Please explain to me if I get right the meaning of these 3 state machines.
1, StateA Enter action is called (which is nothing at the moment) and then the timer is set up. When the timer triggers Acion1 is executed, then the StateA Exit action (also nothing) is executed, then the whole loop repeats. So StateA Enter action, setting up the timer, etc. This makes a kind of polling with Action1
2, StateB Enter action is called, timer set up and triggers after 10ms and executes Action2. The timer will be not renewed, so it is a kind of delayed action on the state
3, StateC Enter action, Timer is set up, when triggers then Action3 is called, then StateC Exit action and finally StateD Enter action is executed.
Please confirm or correct if it is correct.
1: Your description is correct, with one exception: the exit action is executed before Action1 is executed, at least, that is how I interpret the UML 2.5 spec. Section 14.2.3.4.6 says:
If the composite State has an exit Behavior defined, it is executed (...) before any effect Behavior of the outgoing external Transition.
I think you can safely assume that this is also true for non-composite states, but the UML 2.5 spec should be more explicit in this respect.

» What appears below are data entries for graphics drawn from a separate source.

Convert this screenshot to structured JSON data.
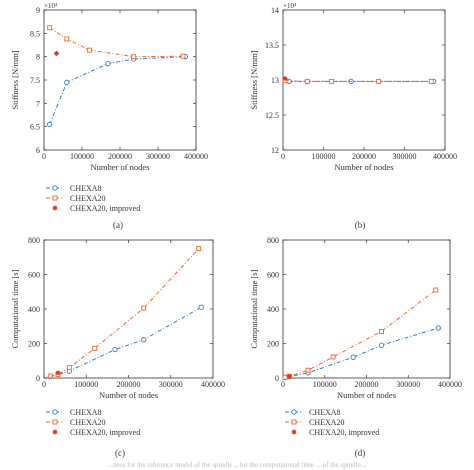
{
  "figure": {
    "legend": {
      "entries": [
        "CHEXA8",
        "CHEXA20",
        "CHEXA20, improved"
      ],
      "placement": "below-plot"
    },
    "footer_fragment": "...ness for the reference model of the spindle ...for the computational time ... of the spindle..."
  },
  "colors": {
    "chexa8": "#2e7fcf",
    "chexa20": "#ee6633",
    "improved": "#dd3311",
    "axis": "#333333"
  },
  "chart_data": [
    {
      "type": "line",
      "panel_label": "(a)",
      "xlabel": "Number of nodes",
      "ylabel": "Stiffness [N/mm]",
      "y_multiplier": "×10⁴",
      "xlim": [
        0,
        400000
      ],
      "ylim": [
        6,
        9
      ],
      "x_ticks": [
        0,
        100000,
        200000,
        300000,
        400000
      ],
      "x_tick_labels": [
        "0",
        "100000",
        "200000",
        "300000",
        "400000"
      ],
      "y_ticks": [
        6,
        6.5,
        7,
        7.5,
        8,
        8.5,
        9
      ],
      "y_tick_labels": [
        "6",
        "6.5",
        "7",
        "7.5",
        "8",
        "8.5",
        "9"
      ],
      "grid": false,
      "series": [
        {
          "name": "CHEXA8",
          "style": "dash-dot, circle markers",
          "x": [
            15000,
            60000,
            168000,
            236000,
            372000
          ],
          "y": [
            6.55,
            7.45,
            7.85,
            7.95,
            8.0
          ]
        },
        {
          "name": "CHEXA20",
          "style": "dash-dot, square markers",
          "x": [
            15000,
            60000,
            120000,
            236000,
            366000
          ],
          "y": [
            8.62,
            8.38,
            8.14,
            8.0,
            8.01
          ]
        },
        {
          "name": "CHEXA20, improved",
          "style": "asterisk marker",
          "x": [
            33000
          ],
          "y": [
            8.07
          ]
        }
      ]
    },
    {
      "type": "line",
      "panel_label": "(b)",
      "xlabel": "Number of nodes",
      "ylabel": "Stiffness [N/mm]",
      "y_multiplier": "×10⁴",
      "xlim": [
        0,
        400000
      ],
      "ylim": [
        12,
        14
      ],
      "x_ticks": [
        0,
        100000,
        200000,
        300000,
        400000
      ],
      "x_tick_labels": [
        "0",
        "100000",
        "200000",
        "300000",
        "400000"
      ],
      "y_ticks": [
        12,
        12.5,
        13,
        13.5,
        14
      ],
      "y_tick_labels": [
        "12",
        "12.5",
        "13",
        "13.5",
        "14"
      ],
      "grid": false,
      "series": [
        {
          "name": "CHEXA8",
          "style": "dash-dot, circle markers",
          "x": [
            15000,
            60000,
            168000,
            236000,
            372000
          ],
          "y": [
            12.98,
            12.98,
            12.98,
            12.98,
            12.98
          ]
        },
        {
          "name": "CHEXA20",
          "style": "dash-dot, square markers",
          "x": [
            5000,
            60000,
            120000,
            236000,
            366000
          ],
          "y": [
            12.99,
            12.98,
            12.98,
            12.98,
            12.98
          ]
        },
        {
          "name": "CHEXA20, improved",
          "style": "asterisk marker",
          "x": [
            5000
          ],
          "y": [
            13.02
          ]
        }
      ]
    },
    {
      "type": "line",
      "panel_label": "(c)",
      "xlabel": "Number of nodes",
      "ylabel": "Computational time [s]",
      "xlim": [
        0,
        400000
      ],
      "ylim": [
        0,
        800
      ],
      "x_ticks": [
        0,
        100000,
        200000,
        300000,
        400000
      ],
      "x_tick_labels": [
        "0",
        "100000",
        "200000",
        "300000",
        "400000"
      ],
      "y_ticks": [
        0,
        200,
        400,
        600,
        800
      ],
      "y_tick_labels": [
        "0",
        "200",
        "400",
        "600",
        "800"
      ],
      "grid": false,
      "series": [
        {
          "name": "CHEXA8",
          "style": "dash-dot, circle markers",
          "x": [
            15000,
            60000,
            168000,
            236000,
            372000
          ],
          "y": [
            8,
            40,
            165,
            222,
            410
          ]
        },
        {
          "name": "CHEXA20",
          "style": "dash-dot, square markers",
          "x": [
            15000,
            33000,
            60000,
            120000,
            236000,
            366000
          ],
          "y": [
            12,
            20,
            60,
            172,
            405,
            750
          ]
        },
        {
          "name": "CHEXA20, improved",
          "style": "asterisk marker",
          "x": [
            33000
          ],
          "y": [
            30
          ]
        }
      ]
    },
    {
      "type": "line",
      "panel_label": "(d)",
      "xlabel": "Number of nodes",
      "ylabel": "Computational time [s]",
      "xlim": [
        0,
        400000
      ],
      "ylim": [
        0,
        800
      ],
      "x_ticks": [
        0,
        100000,
        200000,
        300000,
        400000
      ],
      "x_tick_labels": [
        "0",
        "100000",
        "200000",
        "300000",
        "400000"
      ],
      "y_ticks": [
        0,
        200,
        400,
        600,
        800
      ],
      "y_tick_labels": [
        "0",
        "200",
        "400",
        "600",
        "800"
      ],
      "grid": false,
      "series": [
        {
          "name": "CHEXA8",
          "style": "dash-dot, circle markers",
          "x": [
            5000,
            15000,
            60000,
            168000,
            236000,
            372000
          ],
          "y": [
            3,
            8,
            30,
            120,
            190,
            290
          ]
        },
        {
          "name": "CHEXA20",
          "style": "dash-dot, square markers",
          "x": [
            5000,
            15000,
            60000,
            120000,
            236000,
            366000
          ],
          "y": [
            4,
            10,
            45,
            122,
            270,
            510
          ]
        },
        {
          "name": "CHEXA20, improved",
          "style": "asterisk marker",
          "x": [
            15000
          ],
          "y": [
            10
          ]
        }
      ]
    }
  ]
}
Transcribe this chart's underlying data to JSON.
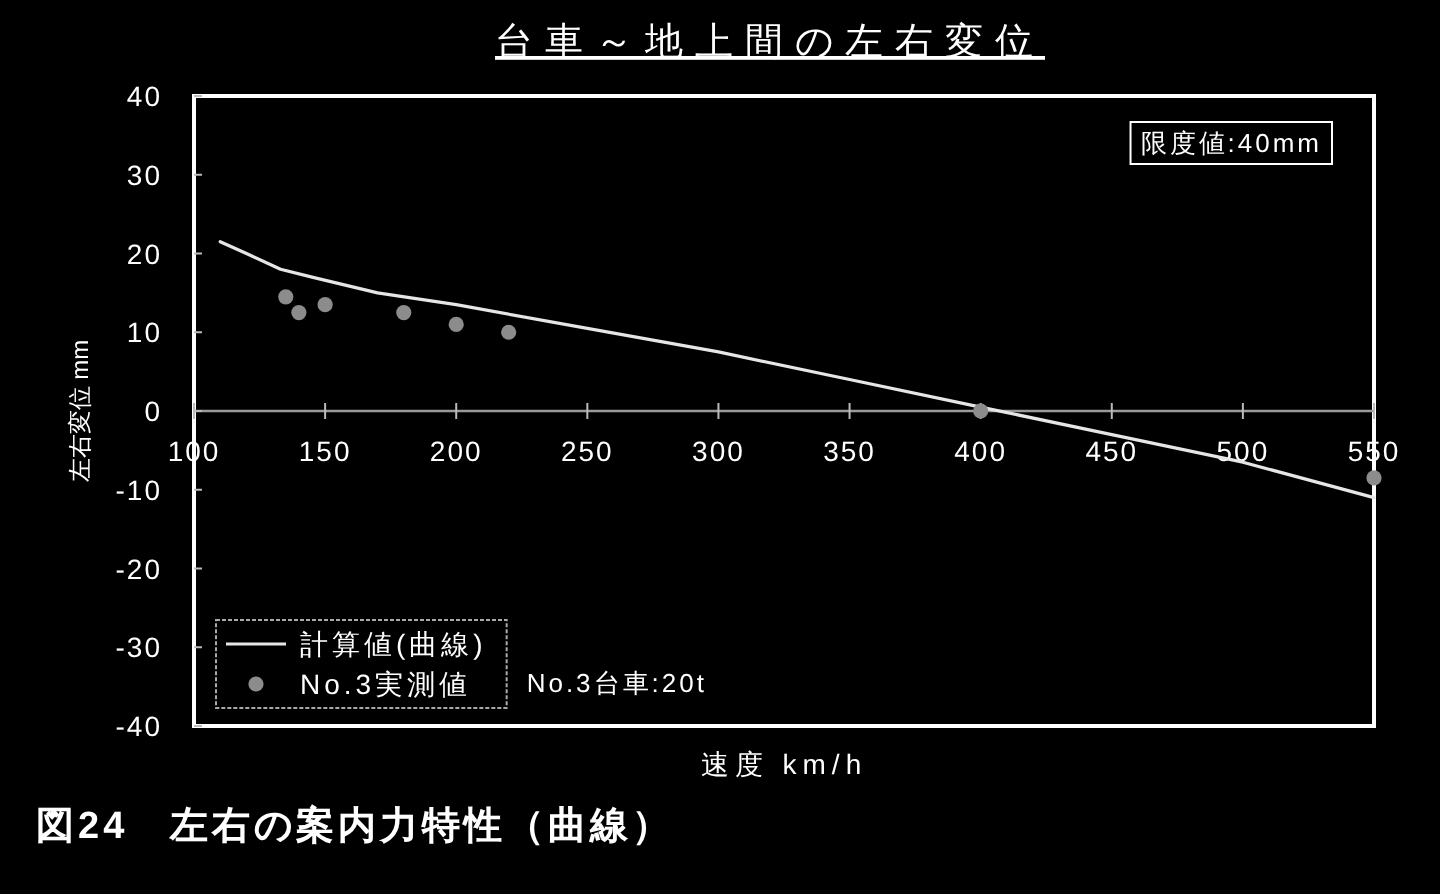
{
  "chart_data": {
    "type": "line",
    "title": "台車～地上間の左右変位",
    "xlabel": "速度 km/h",
    "ylabel": "左右変位 mm",
    "annotations": [
      "限度値:40mm",
      "No.3台車:20t",
      "図24　左右の案内力特性（曲線）"
    ],
    "series": [
      {
        "name": "計算値(曲線)",
        "color": "#e6e6e6",
        "x": [
          110,
          120,
          133,
          145,
          170,
          200,
          250,
          300,
          350,
          400,
          450,
          500,
          550
        ],
        "values": [
          21.5,
          20,
          18,
          17,
          15,
          13.5,
          10.5,
          7.5,
          4,
          0.5,
          -3,
          -6.5,
          -11
        ]
      },
      {
        "name": "No.3実測値",
        "type": "scatter",
        "color": "#8c8c8c",
        "marker": "circle",
        "x": [
          135,
          140,
          150,
          180,
          200,
          220,
          400,
          550
        ],
        "values": [
          14.5,
          12.5,
          13.5,
          12.5,
          11,
          10,
          0,
          -8.5
        ]
      }
    ],
    "xlim": [
      100,
      550
    ],
    "xticks": [
      100,
      150,
      200,
      250,
      300,
      350,
      400,
      450,
      500,
      550
    ],
    "ylim": [
      -40,
      40
    ],
    "yticks": [
      -40,
      -30,
      -20,
      -10,
      0,
      10,
      20,
      30,
      40
    ],
    "grid": false,
    "legend": "bottom left"
  }
}
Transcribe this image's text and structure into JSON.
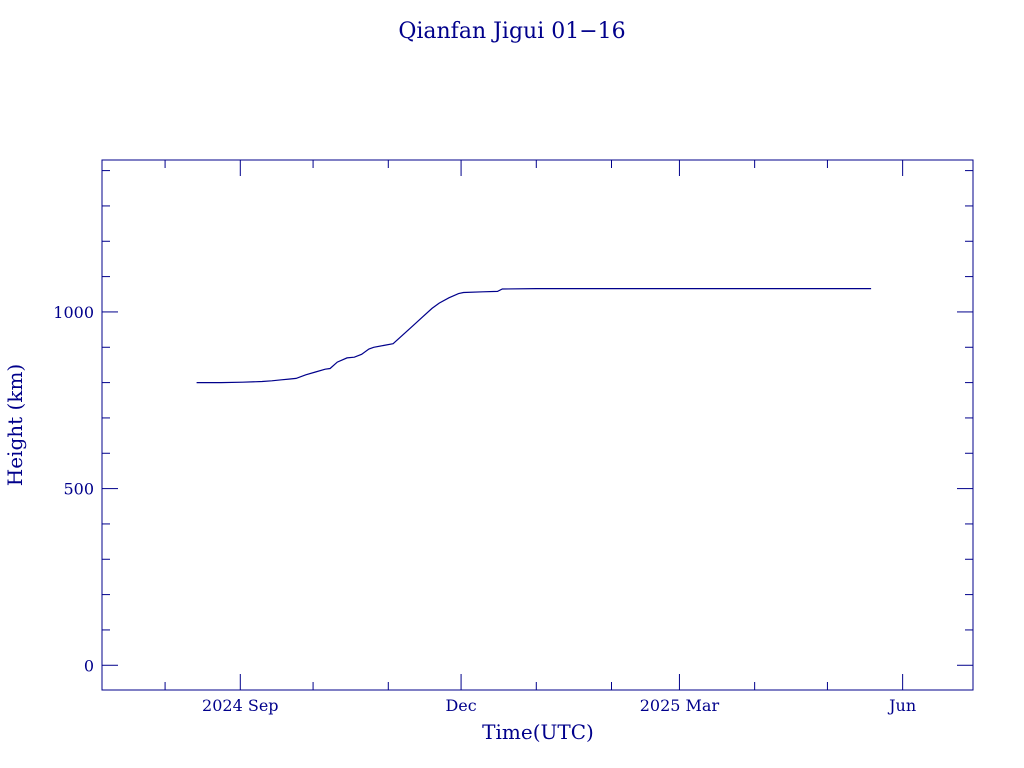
{
  "chart_data": {
    "type": "line",
    "title": "Qianfan Jigui 01−16",
    "xlabel": "Time(UTC)",
    "ylabel": "Height (km)",
    "x_type": "date",
    "xlim": [
      "2024-07-06",
      "2025-06-30"
    ],
    "ylim": [
      -70,
      1430
    ],
    "y_ticks": [
      {
        "value": 0,
        "label": "0"
      },
      {
        "value": 500,
        "label": "500"
      },
      {
        "value": 1000,
        "label": "1000"
      }
    ],
    "y_minor_step": 100,
    "x_ticks": [
      {
        "date": "2024-09-01",
        "label": "2024 Sep"
      },
      {
        "date": "2024-12-01",
        "label": "Dec"
      },
      {
        "date": "2025-03-01",
        "label": "2025 Mar"
      },
      {
        "date": "2025-06-01",
        "label": "Jun"
      }
    ],
    "x_minor_ticks": [
      "2024-08-01",
      "2024-10-01",
      "2024-11-01",
      "2025-01-01",
      "2025-02-01",
      "2025-04-01",
      "2025-05-01"
    ],
    "grid": false,
    "series": [
      {
        "x": [
          "2024-08-14",
          "2024-08-24",
          "2024-09-02",
          "2024-09-10",
          "2024-09-14",
          "2024-09-18",
          "2024-09-21",
          "2024-09-24",
          "2024-09-28",
          "2024-10-02",
          "2024-10-06",
          "2024-10-08",
          "2024-10-11",
          "2024-10-15",
          "2024-10-18",
          "2024-10-21",
          "2024-10-24",
          "2024-10-26",
          "2024-10-30",
          "2024-11-03",
          "2024-11-07",
          "2024-11-11",
          "2024-11-15",
          "2024-11-19",
          "2024-11-22",
          "2024-11-26",
          "2024-11-30",
          "2024-12-02",
          "2024-12-10",
          "2024-12-16",
          "2024-12-18",
          "2025-01-01",
          "2025-02-01",
          "2025-03-01",
          "2025-04-01",
          "2025-05-19"
        ],
        "y": [
          800,
          800,
          801,
          803,
          805,
          808,
          810,
          812,
          822,
          830,
          838,
          840,
          858,
          870,
          872,
          880,
          895,
          900,
          905,
          910,
          935,
          960,
          985,
          1010,
          1025,
          1040,
          1052,
          1055,
          1057,
          1058,
          1065,
          1066,
          1066,
          1066,
          1066,
          1066
        ]
      }
    ]
  }
}
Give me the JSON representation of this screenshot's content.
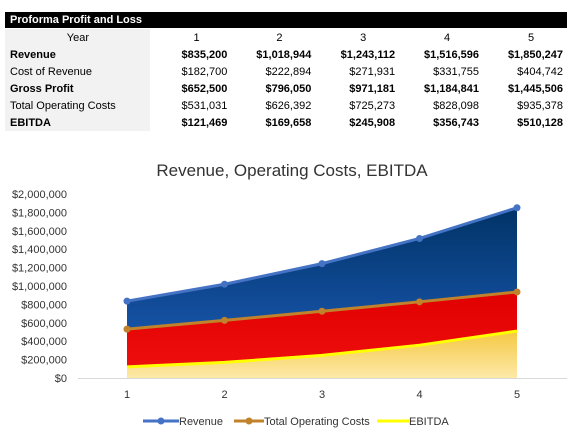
{
  "sheet": {
    "title": "Proforma Profit and Loss",
    "header": {
      "label": "Year",
      "years": [
        "1",
        "2",
        "3",
        "4",
        "5"
      ]
    },
    "rows": [
      {
        "label": "Revenue",
        "bold": true,
        "values": [
          "$835,200",
          "$1,018,944",
          "$1,243,112",
          "$1,516,596",
          "$1,850,247"
        ]
      },
      {
        "label": "Cost of Revenue",
        "bold": false,
        "values": [
          "$182,700",
          "$222,894",
          "$271,931",
          "$331,755",
          "$404,742"
        ]
      },
      {
        "label": "Gross Profit",
        "bold": true,
        "values": [
          "$652,500",
          "$796,050",
          "$971,181",
          "$1,184,841",
          "$1,445,506"
        ]
      },
      {
        "label": "Total Operating Costs",
        "bold": false,
        "values": [
          "$531,031",
          "$626,392",
          "$725,273",
          "$828,098",
          "$935,378"
        ]
      },
      {
        "label": "EBITDA",
        "bold": true,
        "values": [
          "$121,469",
          "$169,658",
          "$245,908",
          "$356,743",
          "$510,128"
        ]
      }
    ]
  },
  "chart_data": {
    "type": "area",
    "title": "Revenue, Operating Costs, EBITDA",
    "x": [
      1,
      2,
      3,
      4,
      5
    ],
    "ylim": [
      0,
      2000000
    ],
    "yticks": [
      "$0",
      "$200,000",
      "$400,000",
      "$600,000",
      "$800,000",
      "$1,000,000",
      "$1,200,000",
      "$1,400,000",
      "$1,600,000",
      "$1,800,000",
      "$2,000,000"
    ],
    "grid": false,
    "legend": "bottom",
    "series": [
      {
        "name": "Revenue",
        "values": [
          835200,
          1018944,
          1243112,
          1516596,
          1850247
        ],
        "line_color": "#4472c4",
        "fill_top": "#003366",
        "fill_bottom": "#1f5fbf"
      },
      {
        "name": "Total Operating Costs",
        "values": [
          531031,
          626392,
          725273,
          828098,
          935378
        ],
        "line_color": "#c0822a",
        "fill_top": "#e00000",
        "fill_bottom": "#f01010"
      },
      {
        "name": "EBITDA",
        "values": [
          121469,
          169658,
          245908,
          356743,
          510128
        ],
        "line_color": "#ffff00",
        "fill_top": "#f5c842",
        "fill_bottom": "#fde9a8"
      }
    ]
  }
}
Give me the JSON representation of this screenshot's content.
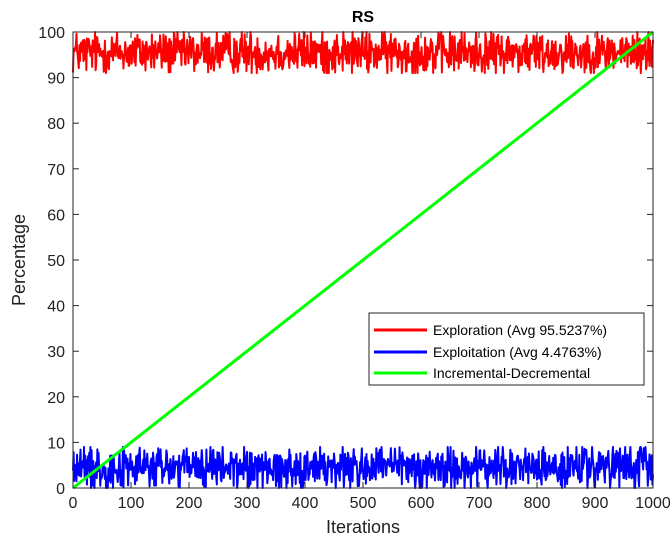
{
  "chart_data": {
    "type": "line",
    "title": "RS",
    "xlabel": "Iterations",
    "ylabel": "Percentage",
    "xlim": [
      0,
      1000
    ],
    "ylim": [
      0,
      100
    ],
    "xticks": [
      0,
      100,
      200,
      300,
      400,
      500,
      600,
      700,
      800,
      900,
      1000
    ],
    "yticks": [
      0,
      10,
      20,
      30,
      40,
      50,
      60,
      70,
      80,
      90,
      100
    ],
    "grid": false,
    "legend_position": "lower-right",
    "series": [
      {
        "name": "Exploration  (Avg 95.5237%)",
        "color": "#ff0000",
        "pattern": "noisy",
        "mean": 95.5237,
        "min": 91,
        "max": 100
      },
      {
        "name": "Exploitation (Avg 4.4763%)",
        "color": "#0000ff",
        "pattern": "noisy",
        "mean": 4.4763,
        "min": 0,
        "max": 9
      },
      {
        "name": "Incremental-Decremental",
        "color": "#00ff00",
        "pattern": "linear",
        "x": [
          0,
          1000
        ],
        "y": [
          0,
          100
        ]
      }
    ]
  }
}
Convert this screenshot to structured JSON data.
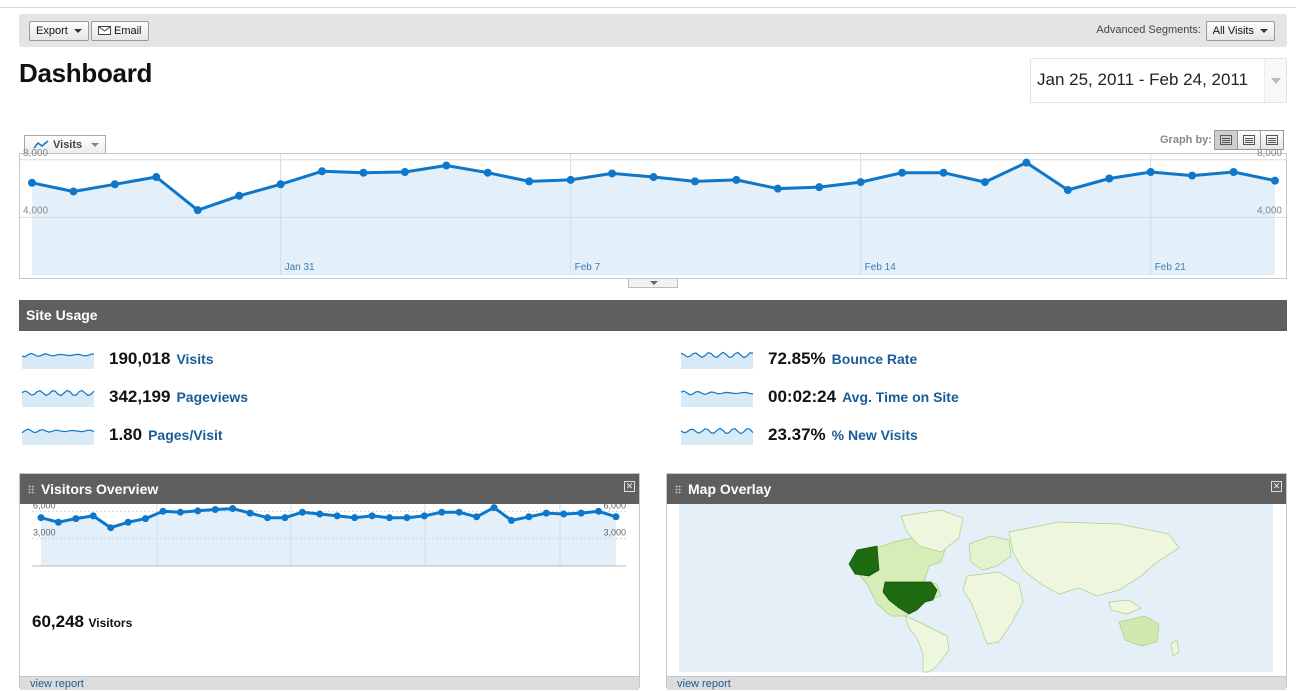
{
  "toolbar": {
    "export_label": "Export",
    "email_label": "Email",
    "segments_label": "Advanced Segments:",
    "segments_value": "All Visits"
  },
  "page_title": "Dashboard",
  "date_range": "Jan 25, 2011 - Feb 24, 2011",
  "metric_selector": "Visits",
  "graph_by_label": "Graph by:",
  "main_chart": {
    "y_ticks": [
      "8,000",
      "4,000"
    ],
    "x_labels": [
      "Jan 31",
      "Feb 7",
      "Feb 14",
      "Feb 21"
    ]
  },
  "chart_data": {
    "type": "area",
    "title": "",
    "ylim": [
      0,
      8400
    ],
    "y_ticks": [
      4000,
      8000
    ],
    "x": [
      "Jan 25",
      "Jan 26",
      "Jan 27",
      "Jan 28",
      "Jan 29",
      "Jan 30",
      "Jan 31",
      "Feb 1",
      "Feb 2",
      "Feb 3",
      "Feb 4",
      "Feb 5",
      "Feb 6",
      "Feb 7",
      "Feb 8",
      "Feb 9",
      "Feb 10",
      "Feb 11",
      "Feb 12",
      "Feb 13",
      "Feb 14",
      "Feb 15",
      "Feb 16",
      "Feb 17",
      "Feb 18",
      "Feb 19",
      "Feb 20",
      "Feb 21",
      "Feb 22",
      "Feb 23",
      "Feb 24"
    ],
    "series": [
      {
        "values": [
          6400,
          5800,
          6300,
          6800,
          4500,
          5500,
          6300,
          7200,
          7100,
          7150,
          7600,
          7100,
          6500,
          6600,
          7050,
          6800,
          6500,
          6600,
          6000,
          6100,
          6450,
          7100,
          7100,
          6450,
          7800,
          5900,
          6700,
          7150,
          6900,
          7150,
          6550
        ]
      }
    ],
    "grid": true,
    "accent": "#0e77c9",
    "fill": "#e3f0f9"
  },
  "site_usage": {
    "title": "Site Usage",
    "metrics": [
      {
        "value": "190,018",
        "label": "Visits"
      },
      {
        "value": "342,199",
        "label": "Pageviews"
      },
      {
        "value": "1.80",
        "label": "Pages/Visit"
      },
      {
        "value": "72.85%",
        "label": "Bounce Rate"
      },
      {
        "value": "00:02:24",
        "label": "Avg. Time on Site"
      },
      {
        "value": "23.37%",
        "label": "% New Visits"
      }
    ]
  },
  "visitors_overview": {
    "title": "Visitors Overview",
    "y_ticks": [
      "6,000",
      "3,000"
    ],
    "count": "60,248",
    "count_label": "Visitors",
    "footer": "view report",
    "chart_data": {
      "type": "line",
      "ylim": [
        0,
        6800
      ],
      "values": [
        5300,
        4800,
        5200,
        5500,
        4200,
        4800,
        5200,
        6000,
        5900,
        6050,
        6200,
        6300,
        5800,
        5300,
        5300,
        5900,
        5700,
        5500,
        5300,
        5500,
        5300,
        5300,
        5500,
        5900,
        5900,
        5400,
        6400,
        5000,
        5400,
        5800,
        5700,
        5800,
        6000,
        5400
      ]
    }
  },
  "map_overlay": {
    "title": "Map Overlay",
    "footer": "view report"
  }
}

2: I don't think this is a proper UML notation, so I cannot confirm or deny your description.
3: This state machine diagram does not specify whether the initial state is StateC or StateD. If it is StateC, then your description is correct, with the exception that StateC's exit action is executed before Action3. To be unambiguous, the diagram should have an initial pseudostate (filled circle) with a transition from the initial pseudostate to StateC.
Generally states are drawn with rounded rect.
1) The notation along the transition is <trigger>/<effect>. The semantics of After(10) leaves some room for interpretation. So when the <trigger> fires it will perform <effect> and return to the same state.
2) I don't know this notation. You can specify entry/do/exit operations like this
3) Is like 1 but enters a new state.

State-machine : How to change state without external event (transient state)?

The scenario:
I have a simple state machine:
Happy path:
Uninitialized->Initialized->InProgress->Done
Unhappy path:
Uninitialized->Initialized->Error
Simply put, I need to cause a transition (either into InProgress or in Error state) without an external event/trigger. I.e. Initialized state should immediately result in one of those states.
Questions:
Is it OK to cause state transition from within Initialized.Enter() ?
I could use state guards to do this, but I'd rather not have non-trivial logic in the state guard (and initialization can very well be complex).
If it is NOT OK, how can I do it differently?
Should I just take this decision out of he FSM all together and have some other component cause the appropriate transition? But then, wouldn't I still have to call that external component from within Initialized.Enter() ? so it solves nothing?
In a state machine, next state is a combinatorial logic function of both input and current state.
In the case you are describing, the same cause (Initialized state) seems to be able to trigger two different effects (either InProgress or Error state). I guess that there is a hidden input whose value makes the difference. I also guess that this input is received during transition from Uninitialized to Initialized.
Therefore I would have a different model:
Uninitialized -> Successfully initialized -> InProgress -> Done
\
`-> Failed Initialization -> Error
Possibly combining Successfully initialized with InProgress and Failed initialization with Error.
EDIT: From your comment, I understand that the hidden input actually is the result of an action (a device initialization). Taking your model, I assume that initialization takes place while in Initialized state (let's call it Initializing). This way, the result from the device is your external event which will trigger transition either to InProgress or to Error.
So keep your state machine and simply add the result of device.Initialize() to the list of inputs or external events.